The real reason Guinness is dark

In Ireland, there is a toast:

When money's tight and hard to get,

And your horse is also ran,

When all you have is a heap of debt,

A pint of plain is your only man.

Ireland's endurance of centuries of turmoil and hardship is epic, but one saving grace, at least since 1759, has been the quality of the legendary Irish stout brewed at the Guinness Brewery at St. James's Gate in Dublin. Beer trends have come and gone, but for the Irish, Guinness is a dána (bold and daring) brew that's a national symbol of pride. If you want a real taste of Éireann, forget about corned beef, colcannon, or soda bread. Do what Irishmen do, and order "a pint of plain" — Guinness draught. It has a cool index that's off the charts, even if your last name isn't O'Brien.

Guinness contains alcohol, so it isn't for carb- or calorie-counters. On the other hand, it's dynamite with a big, juicy, also-not-for-calorie-counters burger. A hop heavyweight, the bitterness is balanced by flavor notes of sweet malt and roasted coffee, and it's this balance that makes Guinness so attractive. Even in the face of stiff competition from light beers and newfangled American stouts, Guinness is still hanging in there. The other stouts can't compete with a low 4.2 percent ABV, and the brand's 200-year-old traditions and mystique don't hurt. Why else would more than 10 million glasses of "the dark stuff" be consumed every day in more than 100 countries around the globe? That many people can't be wrong!

But how many of them know the secret to the beer's pitch-black color? Care to find out yourself? Read on.

Porter or stout?

In a classic chicken-and-egg conundrum, it can be difficult to unravel whether porters or stouts came first.
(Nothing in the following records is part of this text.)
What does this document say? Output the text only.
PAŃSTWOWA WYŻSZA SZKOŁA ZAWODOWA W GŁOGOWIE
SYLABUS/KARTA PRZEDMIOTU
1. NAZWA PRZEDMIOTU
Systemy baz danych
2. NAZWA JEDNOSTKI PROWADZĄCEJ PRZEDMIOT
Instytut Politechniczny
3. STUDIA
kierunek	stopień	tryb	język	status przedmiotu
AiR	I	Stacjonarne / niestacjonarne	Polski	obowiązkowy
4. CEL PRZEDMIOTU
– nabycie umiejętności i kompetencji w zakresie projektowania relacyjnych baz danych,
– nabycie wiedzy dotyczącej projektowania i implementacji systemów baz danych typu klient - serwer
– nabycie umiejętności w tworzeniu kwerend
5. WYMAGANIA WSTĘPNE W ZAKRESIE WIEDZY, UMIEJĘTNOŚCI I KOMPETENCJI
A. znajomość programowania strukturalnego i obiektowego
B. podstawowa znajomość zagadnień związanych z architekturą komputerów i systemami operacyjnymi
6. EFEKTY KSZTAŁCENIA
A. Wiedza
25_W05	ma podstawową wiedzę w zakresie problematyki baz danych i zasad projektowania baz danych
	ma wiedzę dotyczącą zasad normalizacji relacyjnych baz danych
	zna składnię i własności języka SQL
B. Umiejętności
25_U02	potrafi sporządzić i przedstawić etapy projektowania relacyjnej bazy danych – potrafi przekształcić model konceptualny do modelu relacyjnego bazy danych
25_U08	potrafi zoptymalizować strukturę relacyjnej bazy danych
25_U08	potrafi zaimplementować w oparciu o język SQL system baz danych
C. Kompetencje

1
Beer historians and experts point out that in the 1700s and 1800s, porters were the "fathers" of stout, but over time, the two names have become almost interchangeable. Distinctions between the two are now blurred, and telling one from the other is difficult.

Historically, British and Irish stouts came in a range of sub-styles that followed conventional brewing practices and included American stouts, Imperial stouts, sweet stouts, English stouts, and Irish dry stouts like Guinness. Nowadays, though, you need a dance card to understand the style and ingredient variations by brand.

Crazy new recipes for barley malting and roasting abound, but Guinness' classic Irish dry stout follows traditional conventions and is as reliable as Penelope. For a typical profile, look for lower alcohol levels and a soft, creamy body, despite its thick, black appearance. A true Irish stout is always a perfumed blend of malted, roasted, and flaked barley that creates a harmonious base for the mashing, fermentation, and brewing that follows.

The secret's in the barley

Given the short ingredient list — malted barley, hops, yeast, and water — it should be easy to make delicious beer, right? Not that easy. The quality of the ingredients, mad attention to detail, and traditional Irish know-how all make Guinness distinct.

Without barley, there is no Guinness. This small, nutty-flavored cereal grain is the heart and soul of the brand and the foundation of the tastes and flavors that make Guinness special. The barley is sourced from local farmers, some of whom have been growing barley for the brewery for generations. From the moment the barley arrives at the brewery, the brewers handle it with the utmost care. Rather than outsource the malting process, Guinness takes the time to slowly malt the barley in small batches in their breweries. During malting, the barley is partially germinated in water and dried with hot air.

Once malted, the barley is carefully roasted to a rich black finish. Exactly 232 degrees Celsius is the sweet spot. There's more to the brewing process than just roasting barley, but it's the roast that does the trick. "Black at the edge, brown inside" brings out the flavors, aromas, and colors that make a beer a Guinness, a perfect example of Irish stout. But even though the barley is black when roasted, Guinness isn't exactly black when it gets to you.

Black is the new red

Reach for a two-toned glass of Guinness, and it's easy to fall prey to this traditional stout's trick of suspended animation. A perfectly poured glass of Guinness is as thick as molasses, and the contrast between dark and light is so distinct it looks painted onto the glass. The intense heat that cooks the natural sugars in the barley makes the grains black, yes, but according to Guinness, the finished stout isn't black at all, but a "dark ruby red" hue.

Don't believe us? See for yourself. Hold your glass up to the light. After that, enjoy the taste and stop worrying about the color.